29Mr Manos put to the Court that this was an alternative course, which the Court could follow. In other words, he submitted that the Court could adjourn the present proceedings, inviting the parties to return to the Court either upon the substantial commencement of building works for the detached dwellings already approved, or when the consent for those dwellings had lapsed.

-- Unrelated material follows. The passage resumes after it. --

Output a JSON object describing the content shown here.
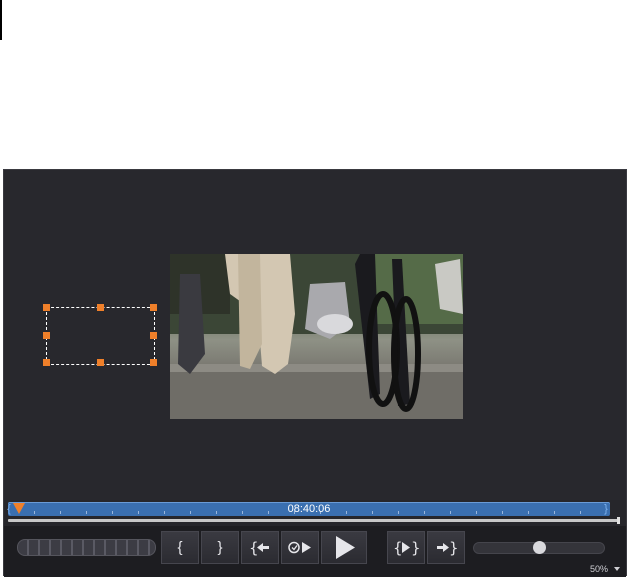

30Mr Manos’s submission was based on Mr Ressom’s evidence to the effect that, acting under delegated authority, he had granted provisional development plan consent to the proposed land division solely because there was an existing provisional development plan consent for two detached dwellings on the subject land. In Bartusek, Commissioner Pitt deferred his decision on a land division proposal to await either the substantial completion of the previously approved detached dwelling or the lapsing of consent for same. As Commissioner Pitt said at p7 of the determination, in relation to the consent previously granted for the construction of a detached dwelling in the rear yard of the subject allotment:
"However, circumstances could change ‘overnight’. The building work might not proceed and consequently the consent issued by the Council might lapse – see Regulation 45 of the Development Control Regulations 1982. If that was to happen, then the only reason for the granting of consent by the Tribunal would disappear because, in my opinion, the proposed division of the allotment, considered in isolation from what has happened, should be denied consent."
31The decision in Bartusek is not apposite here. That case concerned an appeal against a refusal to grant consent to a land division proposal, while in this case what is before the Court is an appeal against a condition of the consent to a land division proposal. The Court must decide the question of the validity of the condition and whether, if held to be invalid, the condition can be severed from the consent. Circumstances do not present an opportunity for the Court to follow the action taken by Commissioner Pitt in Bartusek.
32Secondly there is no logic in the submission of Mr Manos. On this appeal, the Court either upholds the condition, finds the condition invalid and severs it from the consent, or finds the condition is invalid but unable to be severed with the result that the whole consent falls. In none of those scenarios is there the likelihood of an opportunity for the Court to send the parties away pending either the substantial commencement of the dwellings approved in 2003 or the lapsing of that consent. Now, given my conclusion that the condition is beyond the power of the relevant authority to impose, the result for the appellant would be either a consent to land division without any condition in respect of the previously approved dwellings, or no consent at all. In neither case would I have had the authority to do other than declare that the consent should stand freed of the offending condition or that the consent should be set aside.

Conclusion

33Condition 2 attached to provisional development plan consent to Development Application No 080/1127/2004 is beyond the power of the Council. The condition is able to be severed. The appeal will be upheld and there will be an order varying the provisional development plan consent granted by the respondent authority by the deletion of Condition 2.